I have a sneaking suspicion that Oscar Udeshi sees me coming down Davies Street and rushes to garnish his window with the loudest pairs of trousers he can find (the kind that even he, practised and persuasive salesman that he is, cannot sell to his regular Mayfair hedgefund customers). Then, with the weary predictability of a winged insect coming across a Venus flytrap, or a mouse spying a bit of Emmental on a trap, I find myself ineluctably drawn into his shop and into investing in yet another pair of colourful trousers. Of course, the only place I can really get away with wearing these sorts of garments is in a seaside resort and, of course, my resort of choice is Marbella.
The logical thing therefore would be for Oscar to open a shop in Marbella specialising in vividly hued trousers. And then, while touring the first edition of the Marbella art fair – a holiday is just not a holiday without an art fair – I walked past the stand of self-styled street artist without a street Prince Hubertus von Hohenlohe (son of Marbella Club founder Prince Alfonso) and an idea occurred. Why not get Hubertus to design a cloth that Oscar could make into a line of men’s clothes? These could then be sold in stunningly stylish Simona Gandolfi’s summer pop-up shop on the Marbella Club patio.
I reckon this could be a 21st-century riposte to the success enjoyed by Lilly Pulitzer, whose colourful print shift dresses were such a staple of smart Palm Beach wardrobes during the 1960s that she launched a range of men’s jackets, jeans, shorts and guayaberas.
There is something about the sea air, with its iodine tang, that brings out an experimental taste for clothes that I believe is an immanent human quality. After all, how else could one account for the evolution of that deathless garment the kiss-me-quick hat?

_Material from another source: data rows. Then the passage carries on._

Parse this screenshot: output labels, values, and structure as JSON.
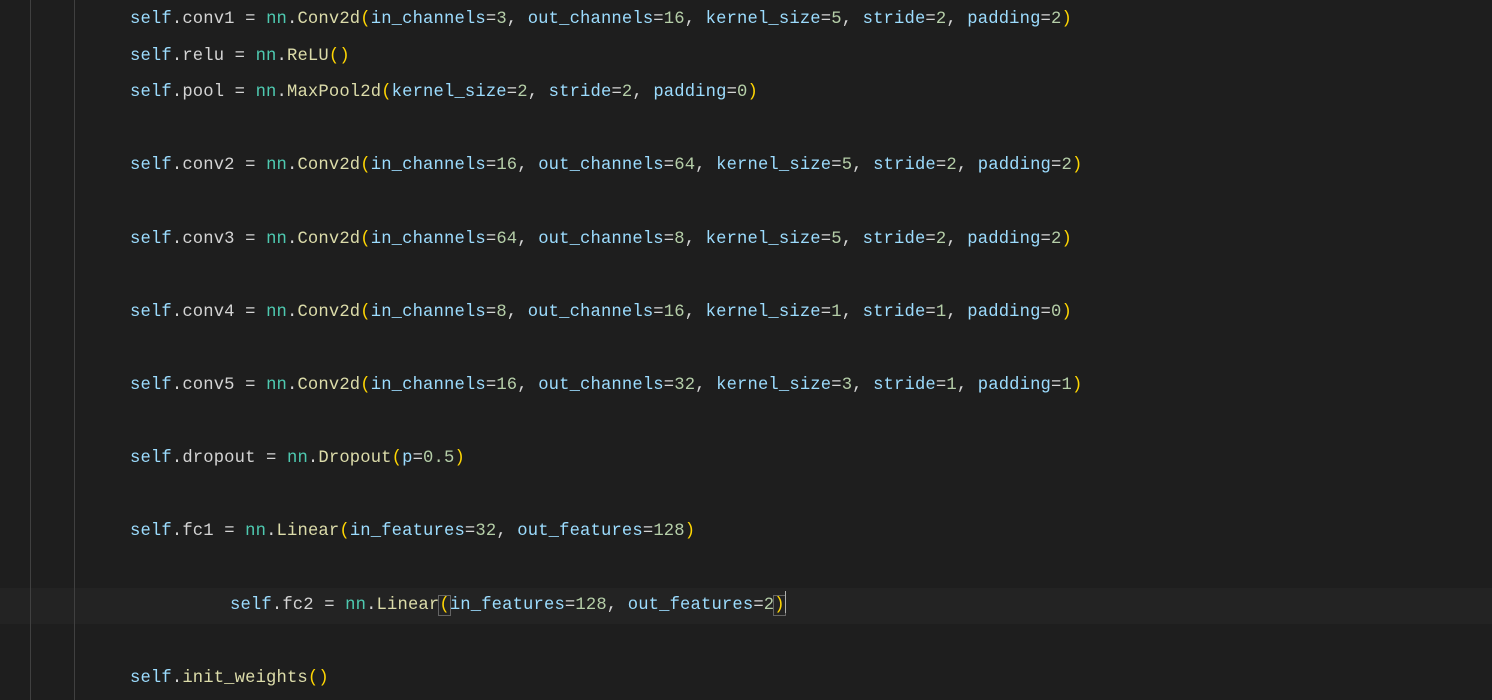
{
  "editor": {
    "indent_levels": 2,
    "highlight_line_index": 16,
    "tokens": {
      "self": "self",
      "dot": ".",
      "eq": " = ",
      "nn": "nn",
      "comma": ", ",
      "attrs": {
        "conv1": "conv1",
        "relu": "relu",
        "pool": "pool",
        "conv2": "conv2",
        "conv3": "conv3",
        "conv4": "conv4",
        "conv5": "conv5",
        "dropout": "dropout",
        "fc1": "fc1",
        "fc2": "fc2",
        "init_weights": "init_weights"
      },
      "calls": {
        "Conv2d": "Conv2d",
        "ReLU": "ReLU",
        "MaxPool2d": "MaxPool2d",
        "Dropout": "Dropout",
        "Linear": "Linear"
      },
      "kwargs": {
        "in_channels": "in_channels",
        "out_channels": "out_channels",
        "kernel_size": "kernel_size",
        "stride": "stride",
        "padding": "padding",
        "p": "p",
        "in_features": "in_features",
        "out_features": "out_features"
      }
    },
    "values": {
      "conv1": {
        "in_channels": "3",
        "out_channels": "16",
        "kernel_size": "5",
        "stride": "2",
        "padding": "2"
      },
      "pool": {
        "kernel_size": "2",
        "stride": "2",
        "padding": "0"
      },
      "conv2": {
        "in_channels": "16",
        "out_channels": "64",
        "kernel_size": "5",
        "stride": "2",
        "padding": "2"
      },
      "conv3": {
        "in_channels": "64",
        "out_channels": "8",
        "kernel_size": "5",
        "stride": "2",
        "padding": "2"
      },
      "conv4": {
        "in_channels": "8",
        "out_channels": "16",
        "kernel_size": "1",
        "stride": "1",
        "padding": "0"
      },
      "conv5": {
        "in_channels": "16",
        "out_channels": "32",
        "kernel_size": "3",
        "stride": "1",
        "padding": "1"
      },
      "dropout": {
        "p": "0.5"
      },
      "fc1": {
        "in_features": "32",
        "out_features": "128"
      },
      "fc2": {
        "in_features": "128",
        "out_features": "2"
      }
    }
  }
}
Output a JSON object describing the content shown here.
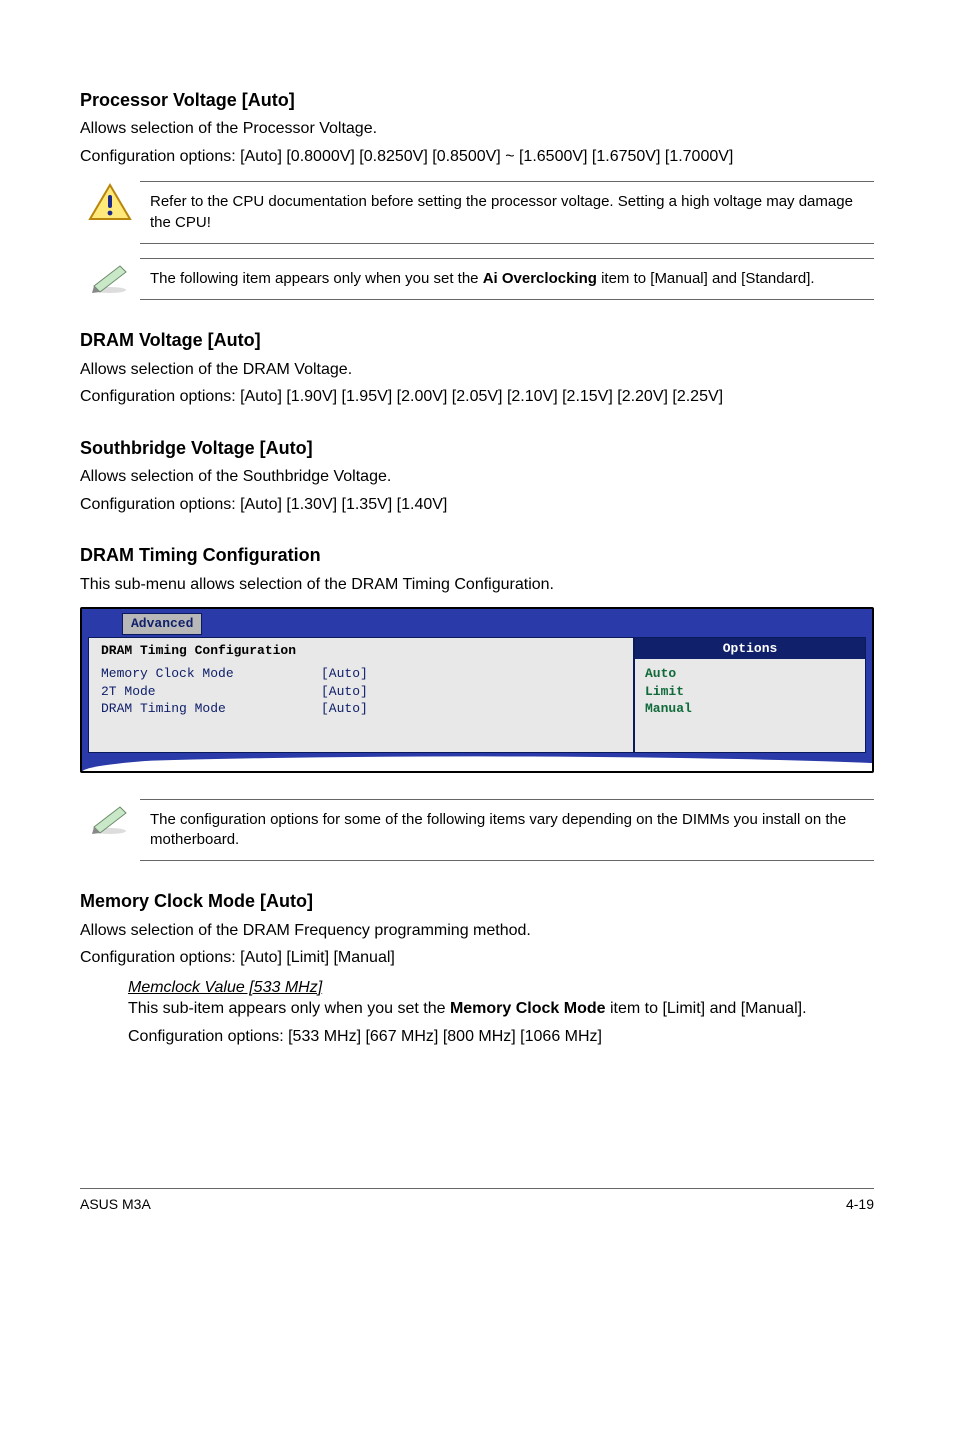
{
  "sections": {
    "procVoltage": {
      "title": "Processor Voltage [Auto]",
      "line1": "Allows selection of the Processor Voltage.",
      "line2": "Configuration options: [Auto] [0.8000V] [0.8250V] [0.8500V] ~ [1.6500V] [1.6750V] [1.7000V]"
    },
    "note1": "Refer to the CPU documentation before setting the processor voltage. Setting a high voltage may damage the CPU!",
    "note2_pre": "The following item appears only when you set the ",
    "note2_bold": "Ai Overclocking",
    "note2_post": " item to [Manual] and [Standard].",
    "dramVoltage": {
      "title": "DRAM Voltage [Auto]",
      "line1": "Allows selection of the DRAM Voltage.",
      "line2": "Configuration options: [Auto] [1.90V] [1.95V] [2.00V] [2.05V] [2.10V] [2.15V] [2.20V] [2.25V]"
    },
    "sbVoltage": {
      "title": "Southbridge Voltage [Auto]",
      "line1": "Allows selection of the Southbridge Voltage.",
      "line2": "Configuration options: [Auto] [1.30V] [1.35V] [1.40V]"
    },
    "dramTiming": {
      "title": "DRAM Timing Configuration",
      "line1": "This sub-menu allows selection of the DRAM Timing Configuration."
    },
    "note3": "The configuration options for some of the following items vary depending on the DIMMs you install on the motherboard.",
    "memClock": {
      "title": "Memory Clock Mode [Auto]",
      "line1": "Allows selection of the DRAM Frequency programming method.",
      "line2": "Configuration options: [Auto] [Limit] [Manual]",
      "sub_title": "Memclock Value [533 MHz]",
      "sub_line1_pre": "This sub-item appears only when you set the ",
      "sub_line1_bold": "Memory Clock Mode",
      "sub_line1_post": " item to [Limit] and [Manual].",
      "sub_line2": "Configuration options: [533 MHz] [667 MHz] [800 MHz] [1066 MHz]"
    }
  },
  "bios": {
    "tab": "Advanced",
    "panel_title": "DRAM Timing Configuration",
    "rows": [
      {
        "k": "Memory Clock Mode",
        "v": "[Auto]"
      },
      {
        "k": "2T Mode",
        "v": "[Auto]"
      },
      {
        "k": "DRAM Timing Mode",
        "v": "[Auto]"
      }
    ],
    "options_header": "Options",
    "options": [
      "Auto",
      "Limit",
      "Manual"
    ]
  },
  "footer": {
    "left": "ASUS M3A",
    "right": "4-19"
  }
}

Moreover, one of the theories proposed for the invention, or at least the popularisation, of the dinner jacket (as opposed to the traditional tailcoat worn with white tie) is that gamblers in the casino of Monte Carlo revolted against having to wear full evening dress to fritter away their fortunes, and instead adopted the daring informality of the dinner jacket, which was known as a Monte Carlo.
And for the sartorially susceptible, the effects of sea air can be positively intoxicating, as PG Wodehouse demonstrated in his 1922 story Aunt Agatha Takes the Count. Jeeves and his employer have headed to the south of France where, one morning (yes, ante meridiem), Wooster puts on “a fairly fruity cummerbund”.
“I’d known all along that there might be trouble with Jeeves. It was a pretty brightish scarlet” – and sure enough, the manservant is not encouraging on the subject of “Cuthbert the Cummerbund”, prompting this exasperated response: “‘You know, the trouble with you, Jeeves,’ I said, ‘is that you’re too – what’s the word I want? – too bally insular. You can’t realise that you aren’t in Piccadilly all the time. In a place like this, simply dripping with the gaiety and joie-de-vivre of France, a bit of colour and a touch of the poetic is expected of you. Why, last night at the Casino I saw a fellow in a full evening suit of yellow velvet.’”
Come to think of it, a yellow velvet evening suit is the sort of garment that might well cheer up autumnal nights in northern Europe, and I have been in touch with Mariano Rubinacci to see if he can lay his hands on as many shades of yellow velvet as possible, from pale primrose to egg yolk.